Vin and I usually returned to our allotted sleeping quarters fairly late at night. We were lucky in having commandeered the only bunk on the sleeping flat. All our companions had to sling hammocks every night, but we had an upper and lower bunk which was fastened into a fairly secluded corner spot inset just inside the doorway. I slept in the lower bunk and Vin used the upper.
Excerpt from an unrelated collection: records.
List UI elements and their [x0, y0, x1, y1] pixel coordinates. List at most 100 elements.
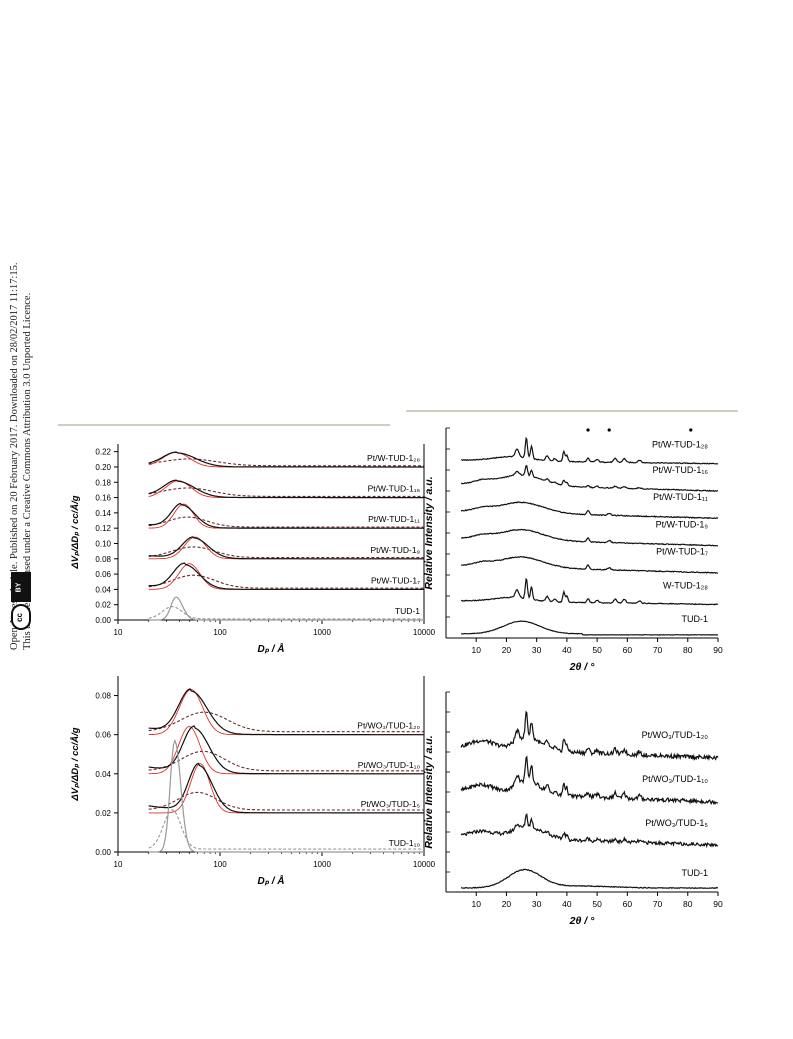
y-tick-label: 0.08 — [95, 692, 111, 701]
series-line — [460, 528, 718, 547]
left-divider — [58, 424, 390, 426]
x-tick-label: 50 — [592, 899, 602, 909]
x-tick-label: 10 — [471, 899, 481, 909]
cc-by-badge[interactable]: BY cc — [8, 570, 34, 632]
x-tick-label: 40 — [562, 899, 572, 909]
y-axis-title: Relative Intensity / a.u. — [423, 735, 435, 848]
x-tick-label: 80 — [683, 899, 693, 909]
series-label: Pt/WO₃/TUD-1₁₀ — [358, 760, 421, 770]
x-tick-label: 10 — [114, 860, 123, 869]
x-tick-label: 20 — [502, 899, 512, 909]
x-tick-label: 30 — [532, 899, 542, 909]
y-tick-label: 0.08 — [95, 555, 111, 564]
x-tick-label: 1000 — [313, 860, 331, 869]
y-tick-label: 0.00 — [95, 616, 111, 625]
y-tick-label: 0.02 — [95, 601, 111, 610]
x-axis-title: 2θ / ° — [569, 661, 595, 673]
series-dashed-line — [148, 606, 424, 620]
chart-xrd-pt-wo3: 10 20 30 40 50 60 70 80 90 2θ / ° Relative Intensi… — [423, 691, 723, 927]
series-label: Pt/W-TUD-1₁₆ — [653, 465, 709, 475]
y-tick-label: 0.14 — [95, 509, 111, 518]
series-line — [460, 710, 719, 762]
series-label: Pt/W-TUD-1₁₁ — [653, 492, 708, 502]
x-tick-label: 40 — [562, 645, 572, 655]
series-line — [148, 451, 424, 468]
y-tick-label: 0.18 — [95, 478, 111, 487]
series-label: Pt/W-TUD-1₉ — [656, 519, 709, 529]
series-line — [148, 596, 424, 621]
series-line — [148, 479, 424, 499]
series-line — [460, 501, 719, 520]
x-tick-label: 10000 — [413, 860, 436, 869]
series-line — [148, 725, 424, 775]
x-tick-label: 20 — [502, 645, 512, 655]
series-line — [460, 577, 719, 606]
series-line — [148, 688, 424, 736]
series-label: Pt/W-TUD-1₇ — [656, 547, 708, 557]
series-dashed-line — [148, 574, 424, 589]
y-axis-title: Relative Intensity / a.u. — [423, 476, 435, 589]
peak-marker — [607, 428, 611, 432]
series-label: Pt/WO₃/TUD-1₂₀ — [642, 730, 709, 740]
series-line — [461, 464, 718, 493]
y-tick-label: 0.04 — [95, 585, 111, 594]
series-dashed-line — [148, 516, 424, 528]
x-axis-title: Dₚ / Å — [257, 642, 284, 655]
series-label: TUD-1 — [682, 868, 709, 878]
chart-pore-size-pt-w: 0.00 0.02 0.04 0.06 0.08 0.10 0.12 0.14 0.16 0.18… — [70, 444, 436, 655]
chart-pore-size-pt-wo3: 0.00 0.02 0.04 0.06 0.08 10 100 1000 10000 Dₚ / Å… — [70, 676, 436, 887]
series-line — [148, 536, 424, 560]
y-tick-label: 0.10 — [95, 539, 111, 548]
x-tick-label: 50 — [592, 645, 602, 655]
x-tick-label: 60 — [623, 899, 633, 909]
y-tick-label: 0.12 — [95, 524, 111, 533]
x-tick-label: 10 — [471, 645, 481, 655]
x-tick-label: 100 — [213, 628, 227, 637]
series-label: Pt/WO₃/TUD-1₅ — [361, 799, 420, 809]
series-label: Pt/WO₃/TUD-1₁₀ — [642, 774, 708, 784]
y-tick-label: 0.02 — [95, 809, 111, 818]
series-dashed-line — [148, 750, 424, 772]
series-line — [461, 436, 719, 465]
series-line — [148, 562, 424, 590]
series-line — [148, 502, 424, 529]
x-tick-label: 30 — [532, 645, 542, 655]
series-label: TUD-1₁₀ — [389, 838, 421, 848]
chart-xrd-pt-w: 10 20 30 40 50 60 70 80 90 2θ / ° Relative Intensi… — [423, 427, 723, 673]
x-tick-label: 1000 — [313, 628, 331, 637]
right-divider — [406, 410, 738, 412]
x-axis-title: 2θ / ° — [569, 915, 595, 927]
series-line — [460, 813, 719, 849]
x-tick-label: 70 — [653, 645, 663, 655]
series-line — [148, 762, 424, 814]
y-axis-title: ΔVₚ/ΔDₚ / cc/Å/g — [70, 495, 81, 569]
series-label: Pt/W-TUD-1₂₈ — [652, 440, 708, 450]
series-label: TUD-1 — [395, 606, 420, 616]
y-tick-label: 0.06 — [95, 731, 111, 740]
series-label: W-TUD-1₂₈ — [663, 580, 708, 590]
series-label: Pt/W-TUD-1₇ — [371, 575, 420, 585]
y-tick-label: 0.22 — [95, 448, 111, 457]
peak-marker — [689, 428, 693, 432]
series-line — [460, 755, 719, 806]
series-line — [460, 620, 719, 636]
series-line — [460, 868, 719, 890]
series-dashed-line — [148, 791, 424, 811]
series-dashed-line — [148, 458, 424, 467]
y-axis-title: ΔVₚ/ΔDₚ / cc/Å/g — [70, 727, 81, 801]
series-dashed-line — [148, 546, 424, 559]
x-tick-label: 10000 — [413, 628, 436, 637]
series-label: Pt/W-TUD-1₉ — [371, 545, 421, 555]
series-label: Pt/WO₃/TUD-1₂₀ — [357, 721, 420, 731]
x-axis-title: Dₚ / Å — [257, 874, 284, 887]
x-tick-label: 90 — [713, 899, 723, 909]
x-tick-label: 100 — [213, 860, 227, 869]
series-line — [148, 738, 424, 853]
cc-icon: cc — [11, 604, 31, 630]
series-dashed-line — [148, 809, 424, 850]
by-icon: BY — [11, 572, 31, 602]
y-tick-label: 0.04 — [95, 770, 111, 779]
peak-marker — [586, 428, 590, 432]
x-tick-label: 60 — [623, 645, 633, 655]
x-tick-label: 70 — [653, 899, 663, 909]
About three o’clock in the middle of one night, I woke up and became quite concerned upon noticing several inches of water flooding down the passageway, which was only a foot or two from my makeshift pillow. Also, there was quite a bit of smoke about. Looking into the flat, I saw that not only had all the fellows in hammocks disappeared, but most of their hammocks had gone as well. I banged on the bunk above me and called to Vin. His sleepy head looked over the edge of the bunk. I was glad to see he was still there. I was glad not to be alone in this strange situation, in the middle of the ocean in the middle of the night with water and smoke about, in the middle of a war. We were discussing what to do when someone came sloshing up the passageway through the water. We called to him and he stopped to tell us not to worry. The dry canteen on the deck above had caught fire. The smoke had woken all our people who had retreated to the clear air of an upper deck with their hammocks. We had been overlooked in our little nook. And the water coming down the companionway and along the passage was just the water from the fire hoses. It was all just about over, he said, so we might as well stay where we were. He went off down the passage. Relieved, we were about to go back to sleep when we noticed that floating down the ladderway from the deck above was a variety of objects. After bumping down the steps, they floated along the passageway past our doorway. By reaching out across the low coaming and without leaving my bunk, I could grab these items out of the water. As I picked them up I passed them up to Vin who dried them with our towels and stowed them away in our kitbags. We soon had a good haul of Hershey chocolate bars, boxes of lifesaver candies, hairbrush and comb sets in cellophane packets, a few cartons of cigarettes, and other oddments. After a while, the flow ceased so we went back to sleep. But we were able to give away chocolate bars and things to the deserving and obliging for several weeks after landing ashore.

When a couple of American patrol aircraft flew out of the sunset to meet us, we knew we were near the end of our sea trip. Our US Air Force passengers went mad waving to their compatriots as they flew past the ship several times so low that from our promenade decks we were looking down and into the planes.

I borrowed a pair of high-power binoculars and went up on the highest deck. I looked back eastwards over the ship’s wake. I could see nothing. Nobody was following us. Finally, we were safe. I went down and told the rest of our group. “We’re okay, lads. There’s no sign whatever of Chief Petty Officer Wilmott coming up astern. Everybody relax. Talk about aeroplanes and flying as much as you want.”

The next morning we saw the Massachusetts’ coastline and within an hour or so, we were docking in Boston and getting our first look at the vaunted new world.